Dosen Program Studi Gizi Universitas ‘Aisyiyah (Unisa) Yogyakarta, Agung Nugroho, AMG., MPH., menyebut ada sejumlah hal yang perlu diperhatikan dalam Program Makan Bergizi Gratis. Mulai dari penyajian menu, hingga antisipasi potensi keracunan.

Agung menyebut salah satu yang harus diwaspadai adalah potensi keracunan dan penanganannya. “Makanan itu kalau sekali keracunan ya 3.000 (jumlah porsi menu yang dibuat setiap Satuan Pelayanan Penyediaan Gizi/ SPPG). Saya belum lihat semoga gak ada kasus keracunan. Itu dalam konteks kesehatan kalau KLB penanganan gimana,” ujar Agung, Rabu (15/1/2025).

Hal lain yang menjadi perhatian Agung adalah ketersediaan bahan baku untuk membuat menu makanan. Ia menyarankan dalam satu daerah tidak membuat menu yang sama dalam waktu berbarengan. Strategi tersebut untuk menghindari kelangkaan atau kekurangan bahan baku tertentu.

“Misal satu dapur 3.000 kebutuhan telur, dikali beberapa lokasi dalam satu daerah, kalau bareng bisa terjadi kelangkaan telur beneran ini. Itu manajemen bahan pangan harus bagus itu,” ungkap Agung yang juga ketua Prodi Unisa Yogyakarta.

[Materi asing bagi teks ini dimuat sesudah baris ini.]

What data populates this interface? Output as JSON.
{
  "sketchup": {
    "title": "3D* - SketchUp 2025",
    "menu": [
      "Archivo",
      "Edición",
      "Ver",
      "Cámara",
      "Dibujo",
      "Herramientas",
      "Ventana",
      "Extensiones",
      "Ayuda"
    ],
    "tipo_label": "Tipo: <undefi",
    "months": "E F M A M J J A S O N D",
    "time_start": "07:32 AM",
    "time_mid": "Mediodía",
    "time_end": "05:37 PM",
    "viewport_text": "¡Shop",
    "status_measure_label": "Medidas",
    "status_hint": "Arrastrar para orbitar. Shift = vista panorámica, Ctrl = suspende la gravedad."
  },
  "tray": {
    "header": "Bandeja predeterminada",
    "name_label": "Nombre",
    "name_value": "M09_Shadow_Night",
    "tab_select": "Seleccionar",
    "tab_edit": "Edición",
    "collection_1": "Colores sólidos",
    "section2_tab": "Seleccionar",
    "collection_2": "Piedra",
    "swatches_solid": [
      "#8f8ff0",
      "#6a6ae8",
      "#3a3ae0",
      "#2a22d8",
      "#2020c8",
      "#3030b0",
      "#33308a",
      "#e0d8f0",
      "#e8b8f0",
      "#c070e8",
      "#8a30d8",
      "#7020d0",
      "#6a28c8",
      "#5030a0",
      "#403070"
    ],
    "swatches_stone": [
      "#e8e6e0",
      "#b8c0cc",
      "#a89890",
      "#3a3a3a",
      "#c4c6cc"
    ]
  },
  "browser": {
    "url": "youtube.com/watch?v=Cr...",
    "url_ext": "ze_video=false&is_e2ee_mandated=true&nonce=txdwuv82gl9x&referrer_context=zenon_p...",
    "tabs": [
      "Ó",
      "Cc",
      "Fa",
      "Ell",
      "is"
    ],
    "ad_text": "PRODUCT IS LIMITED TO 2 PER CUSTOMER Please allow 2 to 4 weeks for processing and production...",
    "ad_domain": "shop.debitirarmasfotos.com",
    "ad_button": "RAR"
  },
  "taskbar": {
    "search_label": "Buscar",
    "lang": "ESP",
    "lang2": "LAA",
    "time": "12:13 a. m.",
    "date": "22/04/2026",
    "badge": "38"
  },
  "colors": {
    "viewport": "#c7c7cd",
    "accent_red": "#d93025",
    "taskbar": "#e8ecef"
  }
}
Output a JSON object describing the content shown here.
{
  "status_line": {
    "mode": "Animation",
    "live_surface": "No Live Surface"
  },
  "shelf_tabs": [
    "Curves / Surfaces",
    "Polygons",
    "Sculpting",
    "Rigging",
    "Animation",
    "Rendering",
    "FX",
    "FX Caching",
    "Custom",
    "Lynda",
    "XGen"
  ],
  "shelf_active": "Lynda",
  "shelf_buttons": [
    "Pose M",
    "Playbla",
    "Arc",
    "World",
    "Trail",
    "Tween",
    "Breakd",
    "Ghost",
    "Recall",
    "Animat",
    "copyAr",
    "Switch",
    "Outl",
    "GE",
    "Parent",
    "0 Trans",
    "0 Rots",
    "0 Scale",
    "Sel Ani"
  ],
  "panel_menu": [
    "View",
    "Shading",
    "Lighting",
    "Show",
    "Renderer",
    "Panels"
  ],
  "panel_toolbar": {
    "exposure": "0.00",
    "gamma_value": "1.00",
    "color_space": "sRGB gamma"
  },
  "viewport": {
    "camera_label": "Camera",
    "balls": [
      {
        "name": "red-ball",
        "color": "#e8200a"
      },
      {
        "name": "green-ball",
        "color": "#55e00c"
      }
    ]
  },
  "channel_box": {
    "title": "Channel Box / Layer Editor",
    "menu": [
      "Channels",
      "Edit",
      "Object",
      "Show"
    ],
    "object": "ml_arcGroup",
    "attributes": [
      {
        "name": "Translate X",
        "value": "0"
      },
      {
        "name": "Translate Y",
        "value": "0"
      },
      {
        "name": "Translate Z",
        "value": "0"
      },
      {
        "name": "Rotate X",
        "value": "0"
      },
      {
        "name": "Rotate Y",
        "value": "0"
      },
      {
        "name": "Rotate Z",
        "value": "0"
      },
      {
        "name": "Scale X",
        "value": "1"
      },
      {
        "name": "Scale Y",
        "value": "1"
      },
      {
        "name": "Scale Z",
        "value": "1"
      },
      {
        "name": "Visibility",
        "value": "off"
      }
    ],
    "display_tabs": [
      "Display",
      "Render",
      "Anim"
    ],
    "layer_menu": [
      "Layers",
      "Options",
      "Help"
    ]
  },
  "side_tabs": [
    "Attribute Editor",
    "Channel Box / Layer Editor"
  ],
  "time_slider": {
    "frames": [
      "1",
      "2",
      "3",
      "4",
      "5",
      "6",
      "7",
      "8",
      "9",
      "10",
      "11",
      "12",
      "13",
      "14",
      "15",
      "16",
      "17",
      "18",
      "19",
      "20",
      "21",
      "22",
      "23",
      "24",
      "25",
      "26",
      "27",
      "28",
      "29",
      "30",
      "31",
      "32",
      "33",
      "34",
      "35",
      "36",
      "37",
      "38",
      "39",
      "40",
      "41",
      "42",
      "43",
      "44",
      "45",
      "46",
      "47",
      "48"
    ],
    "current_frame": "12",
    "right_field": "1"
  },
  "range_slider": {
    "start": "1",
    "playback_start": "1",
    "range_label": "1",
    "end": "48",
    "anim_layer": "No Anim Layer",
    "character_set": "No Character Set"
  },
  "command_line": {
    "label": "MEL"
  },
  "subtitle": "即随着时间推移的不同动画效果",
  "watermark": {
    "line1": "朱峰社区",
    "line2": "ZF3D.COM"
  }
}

Saat disinggung dengan anggaran Rp10.000 per porsi apakah bisa memenuhi kebutuhan gizi, Agung menyebut bisa. Meski begitu, ia juga mengatakan harus melihat daerah pelaksanaan. Pasalnya beberapa daerah harga untuk bahan baku cukup mahal.

“Mungkin kalau Maluku atau Papua kalau memenuhi Rp10.000 susah, karena harga bahan pangan mereka sudah tinggi, tapi itu kan bukan patokan mati. Range terendah Rp10.000 sampai bisa Rp15.000 biasanya. Sangat gak mungkin kalau semua Rp10.000,” kata Agung.

Agung menjelaskan setiap menu sudah dipertimbangkan standar gizinya. Untuk menentukan menu tersebut juga menurut Agung sudah ada ahli gizi dengan panduannya. “Itu ada perhitungannya sudahan,” ungkap Agung.

Menurut Agung yang jadi tantangan adalah menyesuaikan rasa makanan dengan selera ribuan orang yang menerima program makan bergizi gratis itu. Untuk mengakomodir selera secara umum, menurut Agung bisa dilihat dari sisa makanan.

“Misal satu menu itu banyak tersisa harus diganti, dievaluasi, karena itu ada protapnya. Tingkat kesukaannya, sisa makanan itu harus dicatat, mana paling disukai, mana yang enggak,” ujar Agung.

Dampak Makan Bergizi Gratis

Agung menyebut program Makan Bergizi Gratis harus dilihat sebagai sebuah investasi. Oleh karena itu, dampak dari program ini tidak bisa dilihat dalam waktu dekat. Ia memberi gambaran negara maju saat ini yang menerapkan program serupa sudah sejak lama.

“Kita harus berpikirnya investasi. Istilahnya menanam pohon sekarang gak mungkin dapat hasilnya sekarang juga, menanam kan pasti jangka panjang. Apalagi ini konteksnya Sumber Daya Manusia,” ungkap Agung.

Dampak positif dari program ini menurut Agung juga tidak hanya dari segi peningkatan kualitas SDM. Namun, ada dampak lain yang bisa dirasakan, contohnya ekonomi. Melalui program ini bisa menggandeng masyarakat lokal dalam pemenuhan kebutuhan olahan makanan.

“Konsepnya pemberdayaan masyarakat. Misal di dekat dapur itu ada lahan yang bisa untuk pemberdayaan masyarakat petani. Bisa diberdayakan untuk memenuhi bahan pangan. Kalau di perkotaan sebetulnya bisa menumbuhkan urban farming,” ucap Agung.

Selain itu, dalam program Makan Bergizi Gratis ini bisa diselipkan edukasi. Mulai dari membiasakan anak berdoa sebelum makan, kemudian bisa diajarkan mencuci alat makan setelah makan.

“Kemudian misal ada sisa lauk tiga, tidak dibuang, ditawarkan ke teman-teman yang mau lima ternyata. Kan anak harus memecahkan masalah itu. Daging tiga yang mau lima anak, itu kan edukasi, problem solving,” kata Agung.